The Oxidant Response Transcription Factor NRF2 Mediates Heme Activation of Placenta Growth Factor Expression in Erythroid Cells, a Contributor to Pulmonary Hypertension in Sickle Cell Disease

Patients with sickle cell disease (SCD) have elevated plasma levels of placenta growth factor (PlGF) which promotes expression of the pulmonary vasoconstrictor endothelin-1 (ET-1) contributing to pulmonary hypertension, an important age-related and life-limiting complication of SCD.  In SCD patients, markers of high iron burden are associated with the highest PlGF levels, leading us to hypothesize a mechanistic link between excessive iron and the induction of the PlGF protein. We have published evidence that heme-bound iron stimulates the PlGF promoter up to 400-fold in human K562 cells and in primary human erythroid cells. Gene transfer, knockout and reconstitution experiments have documented the requirement for erythroid Kruppel-like factor (EKLF; KLF1), confirmed by chromatin immunoprecipitation.  We are currently investigating the role of other transcription factors known to sense intracellular iron.

Using cultured human erythroid cells (K562 cells) treated with heme-bound iron (hemin) and quantitative real-time PCR, we have assessed the time course of heme regulation of the transcripts of several members of the Nrf2-small Maf family of transcription factors.  The transcripts for the antioxidant NRF2, NFE2, MafF, MafG and BACH1 are dynamically regulated following exposure of the cells to heme.  Gene expression knockdown and small molecule inhibitor and activator experiments have revealed a central role of NRF2 in activating the PlGF promoter in response to heme, further supported by chromatin immunoprecipitation experiments.  Specifically, the PlGF promoter is robustly activated by the well characterized non-oxidative NRF2 agonist sulforaphane, and also activated by the nonspecific oxidant hydrogen peroxide.  Furthermore, heme activation of the PlGF promoter is inhibited by the NRF2 inhibitor brusatol, by siRNA directed against NRF2, and by the nonspecific antioxidant N-acetyl cysteine.   Although the small Maf proteins are often considered to be nonspecific, interchangeable heterodimeric partners of NRF2, our knockdown data suggest a specific role for MafG cooperating with NRF2 in transducing the heme signal on the PlGF promoter.  Our knockdown and sulforaphane results also support a role for NRF2 in regulating the transcript levels of all the known NRF2 family members.  We have found similarities and differences in the regulation of the PlGF promoter with another well described heme-responsive promoter, heme oxygenase-1.  We are currently investigating these regulatory effects on heme on PlGF expression in vivo and in primary erythroid cells from Nrf2 knockout mice.

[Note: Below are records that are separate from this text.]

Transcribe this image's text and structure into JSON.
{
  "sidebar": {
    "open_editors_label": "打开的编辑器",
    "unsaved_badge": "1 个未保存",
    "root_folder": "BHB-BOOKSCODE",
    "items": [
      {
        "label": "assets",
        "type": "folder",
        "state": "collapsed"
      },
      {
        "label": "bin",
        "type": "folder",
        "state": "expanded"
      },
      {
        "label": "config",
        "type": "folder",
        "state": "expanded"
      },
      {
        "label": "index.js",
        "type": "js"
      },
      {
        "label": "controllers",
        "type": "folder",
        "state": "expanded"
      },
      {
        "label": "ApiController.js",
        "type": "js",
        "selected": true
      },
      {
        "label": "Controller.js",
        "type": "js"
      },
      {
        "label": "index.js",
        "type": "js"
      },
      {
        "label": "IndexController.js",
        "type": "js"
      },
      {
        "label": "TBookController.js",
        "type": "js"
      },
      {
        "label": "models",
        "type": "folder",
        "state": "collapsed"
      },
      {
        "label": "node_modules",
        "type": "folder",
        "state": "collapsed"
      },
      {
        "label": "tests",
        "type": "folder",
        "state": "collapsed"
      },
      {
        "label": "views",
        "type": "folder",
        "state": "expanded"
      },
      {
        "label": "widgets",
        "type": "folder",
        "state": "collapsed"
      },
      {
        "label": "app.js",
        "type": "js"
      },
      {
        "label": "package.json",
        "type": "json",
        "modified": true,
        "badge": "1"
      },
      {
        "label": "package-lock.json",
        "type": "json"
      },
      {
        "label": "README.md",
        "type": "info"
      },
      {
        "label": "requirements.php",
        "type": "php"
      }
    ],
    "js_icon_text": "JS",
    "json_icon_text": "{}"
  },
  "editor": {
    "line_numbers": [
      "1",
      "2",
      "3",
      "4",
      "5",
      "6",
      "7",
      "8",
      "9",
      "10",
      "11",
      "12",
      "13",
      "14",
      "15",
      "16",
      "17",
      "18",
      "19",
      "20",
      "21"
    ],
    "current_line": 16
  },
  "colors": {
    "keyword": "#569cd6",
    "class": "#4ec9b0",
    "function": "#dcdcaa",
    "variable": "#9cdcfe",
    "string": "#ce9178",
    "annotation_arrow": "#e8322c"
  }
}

Our results to date support a mechanism in which accelerated heme turnover in sickle cell disease promotes robust expression of PlGF in erythroblasts during erythroid differentiation, through a pathway that involves EKLF, NRF2 and MafG.  Our prior published data in collaboration with the Malik lab has documented a causal role for PlGF in promoting expression of the potent vasoconstrictor endothelin-1 accompanied by the development of pulmonary hypertension, corroborated by data from humans with SCD.  This mechanism helps to explain the clinical observation that heavily transfused, iron overloaded adults with SCD are more likely to develop pulmonary hypertension, as a potential consequence of excess heme trafficking from turnover of transfused red cells.  These results might inspire greater adherence to existing approved therapies to chelate iron in SCD.